Vi sono varie opinioni: la più nota è quella che stabilisce che una collettività per poter pregare e chiedere perdono ed essere paradossalmente completa, deve avere al suo interno anche dei “peccatori”. Un concetto questo che si deduce anche dall’incenso: tra i suoi componenti doveva esserci anche la Khelbenà, un aroma che emanava un cattivo odore.
Una spiegazione più suggestiva è quella che collega i trasgressori agli ebrei che avevano fatto un giuramento di abiura e che si erano convertiti contro la propria volontà ad altra religione – spesso il Cristianesimo. Al momento dell’inizio di Kippur questi si intrufolavano tra gli ebrei delle Comunità stando attenti a non farsi riconoscere. Recitando il Kol nidrè in effetti essi intendevano annullare il giuramento che avevano fatto davanti al prete che aveva operato l’atto di conversione.
In questo modo veniva ricostruita l’unità degli ebrei: quelli che non avevano ceduto alle offerte della Chiesa e quelli che in un momento di debolezza non avevano avuto la forza di resistere alle tentazioni. Questa idea di unità viene espressa bene nella preghiera di questi giorni: (chiediamo di) essere resi un’unica agudà, cioè un’unica comunità.
Questo è uno dei miracoli che compie Kippur: pur tra le mille contraddizioni, riesce a creare il massimo di unità: gli Innu’im (le cinque proibizioni che caratterizzano la festa) svolgono una funzione, quella di creare eguaglianza e mettere tutti sullo stesso piano.

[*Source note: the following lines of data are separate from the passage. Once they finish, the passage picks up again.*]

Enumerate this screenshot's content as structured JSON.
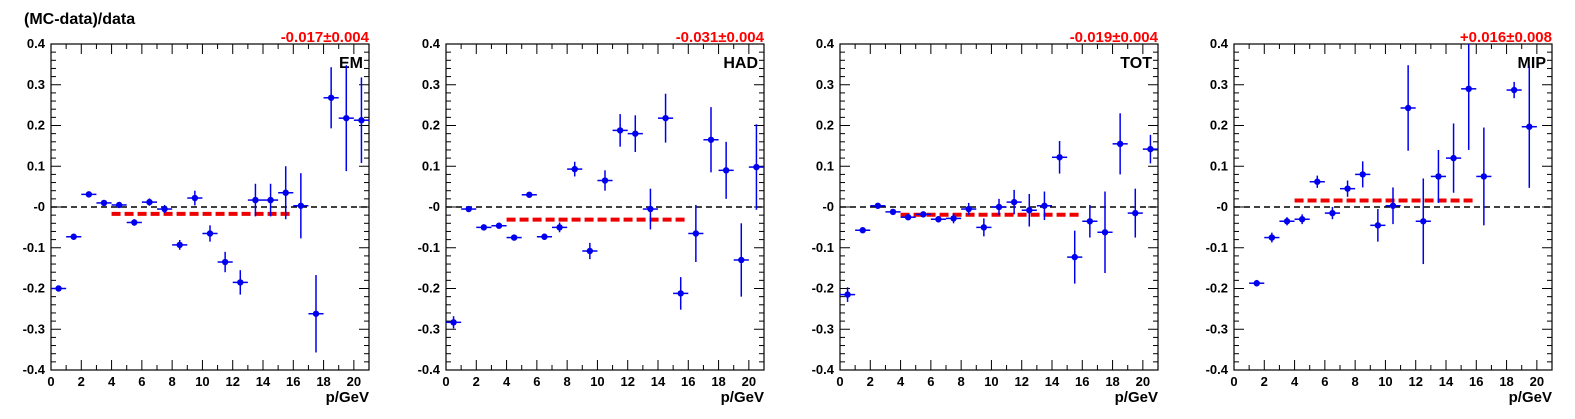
{
  "figure": {
    "ylabel": "(MC-data)/data"
  },
  "colors": {
    "points": "#0000ee",
    "fit": "#ee0000",
    "zero_line": "#000000"
  },
  "chart_data": [
    {
      "type": "scatter",
      "panel_label": "EM",
      "fit_label": "-0.017±0.004",
      "fit": {
        "value": -0.017,
        "x_range": [
          4,
          16
        ]
      },
      "xlabel": "p/GeV",
      "xlim": [
        0,
        21
      ],
      "ylim": [
        -0.4,
        0.4
      ],
      "xticks": [
        "0",
        "2",
        "4",
        "6",
        "8",
        "10",
        "12",
        "14",
        "16",
        "18",
        "20"
      ],
      "yticks": [
        "-0.4",
        "-0.3",
        "-0.2",
        "-0.1",
        "-0",
        "0.1",
        "0.2",
        "0.3",
        "0.4"
      ],
      "reference_line": 0,
      "points": [
        {
          "x": 0.5,
          "y": -0.2,
          "yerr": 0.005
        },
        {
          "x": 1.5,
          "y": -0.073,
          "yerr": 0.005
        },
        {
          "x": 2.5,
          "y": 0.031,
          "yerr": 0.006
        },
        {
          "x": 3.5,
          "y": 0.01,
          "yerr": 0.007
        },
        {
          "x": 4.5,
          "y": 0.005,
          "yerr": 0.007
        },
        {
          "x": 5.5,
          "y": -0.038,
          "yerr": 0.008
        },
        {
          "x": 6.5,
          "y": 0.012,
          "yerr": 0.009
        },
        {
          "x": 7.5,
          "y": -0.005,
          "yerr": 0.01
        },
        {
          "x": 8.5,
          "y": -0.093,
          "yerr": 0.012
        },
        {
          "x": 9.5,
          "y": 0.022,
          "yerr": 0.018
        },
        {
          "x": 10.5,
          "y": -0.065,
          "yerr": 0.02
        },
        {
          "x": 11.5,
          "y": -0.135,
          "yerr": 0.025
        },
        {
          "x": 12.5,
          "y": -0.185,
          "yerr": 0.03
        },
        {
          "x": 13.5,
          "y": 0.017,
          "yerr": 0.04
        },
        {
          "x": 14.5,
          "y": 0.017,
          "yerr": 0.04
        },
        {
          "x": 15.5,
          "y": 0.035,
          "yerr": 0.065
        },
        {
          "x": 16.5,
          "y": 0.003,
          "yerr": 0.08
        },
        {
          "x": 17.5,
          "y": -0.262,
          "yerr": 0.095
        },
        {
          "x": 18.5,
          "y": 0.268,
          "yerr": 0.075
        },
        {
          "x": 19.5,
          "y": 0.218,
          "yerr": 0.13
        },
        {
          "x": 20.5,
          "y": 0.213,
          "yerr": 0.105
        }
      ]
    },
    {
      "type": "scatter",
      "panel_label": "HAD",
      "fit_label": "-0.031±0.004",
      "fit": {
        "value": -0.031,
        "x_range": [
          4,
          16
        ]
      },
      "xlabel": "p/GeV",
      "xlim": [
        0,
        21
      ],
      "ylim": [
        -0.4,
        0.4
      ],
      "xticks": [
        "0",
        "2",
        "4",
        "6",
        "8",
        "10",
        "12",
        "14",
        "16",
        "18",
        "20"
      ],
      "yticks": [
        "-0.4",
        "-0.3",
        "-0.2",
        "-0.1",
        "-0",
        "0.1",
        "0.2",
        "0.3",
        "0.4"
      ],
      "reference_line": 0,
      "points": [
        {
          "x": 0.5,
          "y": -0.283,
          "yerr": 0.015
        },
        {
          "x": 1.5,
          "y": -0.005,
          "yerr": 0.005
        },
        {
          "x": 2.5,
          "y": -0.05,
          "yerr": 0.006
        },
        {
          "x": 3.5,
          "y": -0.046,
          "yerr": 0.007
        },
        {
          "x": 4.5,
          "y": -0.075,
          "yerr": 0.007
        },
        {
          "x": 5.5,
          "y": 0.03,
          "yerr": 0.007
        },
        {
          "x": 6.5,
          "y": -0.073,
          "yerr": 0.008
        },
        {
          "x": 7.5,
          "y": -0.05,
          "yerr": 0.012
        },
        {
          "x": 8.5,
          "y": 0.093,
          "yerr": 0.018
        },
        {
          "x": 9.5,
          "y": -0.108,
          "yerr": 0.02
        },
        {
          "x": 10.5,
          "y": 0.065,
          "yerr": 0.025
        },
        {
          "x": 11.5,
          "y": 0.188,
          "yerr": 0.04
        },
        {
          "x": 12.5,
          "y": 0.18,
          "yerr": 0.045
        },
        {
          "x": 13.5,
          "y": -0.005,
          "yerr": 0.05
        },
        {
          "x": 14.5,
          "y": 0.218,
          "yerr": 0.06
        },
        {
          "x": 15.5,
          "y": -0.212,
          "yerr": 0.04
        },
        {
          "x": 16.5,
          "y": -0.065,
          "yerr": 0.07
        },
        {
          "x": 17.5,
          "y": 0.165,
          "yerr": 0.08
        },
        {
          "x": 18.5,
          "y": 0.09,
          "yerr": 0.07
        },
        {
          "x": 19.5,
          "y": -0.13,
          "yerr": 0.09
        },
        {
          "x": 20.5,
          "y": 0.098,
          "yerr": 0.105
        }
      ]
    },
    {
      "type": "scatter",
      "panel_label": "TOT",
      "fit_label": "-0.019±0.004",
      "fit": {
        "value": -0.019,
        "x_range": [
          4,
          16
        ]
      },
      "xlabel": "p/GeV",
      "xlim": [
        0,
        21
      ],
      "ylim": [
        -0.4,
        0.4
      ],
      "xticks": [
        "0",
        "2",
        "4",
        "6",
        "8",
        "10",
        "12",
        "14",
        "16",
        "18",
        "20"
      ],
      "yticks": [
        "-0.4",
        "-0.3",
        "-0.2",
        "-0.1",
        "-0",
        "0.1",
        "0.2",
        "0.3",
        "0.4"
      ],
      "reference_line": 0,
      "points": [
        {
          "x": 0.5,
          "y": -0.215,
          "yerr": 0.018
        },
        {
          "x": 1.5,
          "y": -0.057,
          "yerr": 0.006
        },
        {
          "x": 2.5,
          "y": 0.003,
          "yerr": 0.007
        },
        {
          "x": 3.5,
          "y": -0.012,
          "yerr": 0.007
        },
        {
          "x": 4.5,
          "y": -0.025,
          "yerr": 0.007
        },
        {
          "x": 5.5,
          "y": -0.018,
          "yerr": 0.007
        },
        {
          "x": 6.5,
          "y": -0.03,
          "yerr": 0.008
        },
        {
          "x": 7.5,
          "y": -0.028,
          "yerr": 0.012
        },
        {
          "x": 8.5,
          "y": -0.005,
          "yerr": 0.015
        },
        {
          "x": 9.5,
          "y": -0.05,
          "yerr": 0.022
        },
        {
          "x": 10.5,
          "y": 0.0,
          "yerr": 0.02
        },
        {
          "x": 11.5,
          "y": 0.012,
          "yerr": 0.03
        },
        {
          "x": 12.5,
          "y": -0.008,
          "yerr": 0.04
        },
        {
          "x": 13.5,
          "y": 0.003,
          "yerr": 0.035
        },
        {
          "x": 14.5,
          "y": 0.122,
          "yerr": 0.04
        },
        {
          "x": 15.5,
          "y": -0.123,
          "yerr": 0.065
        },
        {
          "x": 16.5,
          "y": -0.035,
          "yerr": 0.04
        },
        {
          "x": 17.5,
          "y": -0.062,
          "yerr": 0.1
        },
        {
          "x": 18.5,
          "y": 0.155,
          "yerr": 0.075
        },
        {
          "x": 19.5,
          "y": -0.015,
          "yerr": 0.06
        },
        {
          "x": 20.5,
          "y": 0.142,
          "yerr": 0.035
        }
      ]
    },
    {
      "type": "scatter",
      "panel_label": "MIP",
      "fit_label": "+0.016±0.008",
      "fit": {
        "value": 0.016,
        "x_range": [
          4,
          16
        ]
      },
      "xlabel": "p/GeV",
      "xlim": [
        0,
        21
      ],
      "ylim": [
        -0.4,
        0.4
      ],
      "xticks": [
        "0",
        "2",
        "4",
        "6",
        "8",
        "10",
        "12",
        "14",
        "16",
        "18",
        "20"
      ],
      "yticks": [
        "-0.4",
        "-0.3",
        "-0.2",
        "-0.1",
        "-0",
        "0.1",
        "0.2",
        "0.3",
        "0.4"
      ],
      "reference_line": 0,
      "points": [
        {
          "x": 1.5,
          "y": -0.187,
          "yerr": 0.008
        },
        {
          "x": 2.5,
          "y": -0.075,
          "yerr": 0.012
        },
        {
          "x": 3.5,
          "y": -0.035,
          "yerr": 0.01
        },
        {
          "x": 4.5,
          "y": -0.03,
          "yerr": 0.012
        },
        {
          "x": 5.5,
          "y": 0.062,
          "yerr": 0.015
        },
        {
          "x": 6.5,
          "y": -0.015,
          "yerr": 0.015
        },
        {
          "x": 7.5,
          "y": 0.045,
          "yerr": 0.02
        },
        {
          "x": 8.5,
          "y": 0.08,
          "yerr": 0.032
        },
        {
          "x": 9.5,
          "y": -0.045,
          "yerr": 0.04
        },
        {
          "x": 10.5,
          "y": 0.003,
          "yerr": 0.045
        },
        {
          "x": 11.5,
          "y": 0.243,
          "yerr": 0.105
        },
        {
          "x": 12.5,
          "y": -0.035,
          "yerr": 0.105
        },
        {
          "x": 13.5,
          "y": 0.075,
          "yerr": 0.065
        },
        {
          "x": 14.5,
          "y": 0.12,
          "yerr": 0.085
        },
        {
          "x": 15.5,
          "y": 0.29,
          "yerr": 0.15
        },
        {
          "x": 16.5,
          "y": 0.075,
          "yerr": 0.12
        },
        {
          "x": 18.5,
          "y": 0.287,
          "yerr": 0.02
        },
        {
          "x": 19.5,
          "y": 0.197,
          "yerr": 0.15
        }
      ]
    }
  ]
}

Una volta ricostruita l’unità della Comunità attraverso la preghiera è necessario fare un passo ulteriore: ci può venire in aiuto una storia che Shmuel Yosef Aghnon racconta nel suo libro Yamim Noraim (Shoken, Gerusalemme 5728 p. 372) che esprime questo concetto già nell’introduzione al suo libro.
Kippur, un tesoro da proteggere
“Il cielo era sereno e la terra era silente, le strade erano linde e uno spirito nuovo aleggiava nello spazio del mondo. Io, un bambino di quattro anni, vestito con l’abito della festa, fui condotto da uno dei miei parenti alla casa di preghiera da mio padre e mio nonno. La Casa di preghiera era piena di persone ammantate con scialli di preghiera, corone d’argento cingevano il loro capo. Erano tutti vestiti di bianco con i libri in mano. Molte candele infisse in candelabri di creta emanavano una luce meravigliosa assieme a un buon odore.
Un vecchio stava piegato in preghiera di fronte alla teca e il suo Tallet scendeva fin sotto al suo cuore e una voce gradevole e dolce usciva dal suo scialle. E io me ne stavo alla finestra della casa di preghiera, tremante e attonito per le voci gradevoli e per le corone d’argento, per la luce meravigliosa e per l’odore di miele che usciva dalle candele, candele di cera. Mi sembrava che la terra che avevo calpestato, le strade che avevo percorso e tutto il mondo fossero soltanto un vestibolo per questa casa. Non sapevo ancora meditare sui concetti filosofici e non conoscevo il concetto di maestà del sacro. Ma non c’è dubbio che in quel momento avvertii nel mio cuore la santità del luogo, la santità del giorno e la santità degli uomini che pregavano e cantavano nella casa del Signore.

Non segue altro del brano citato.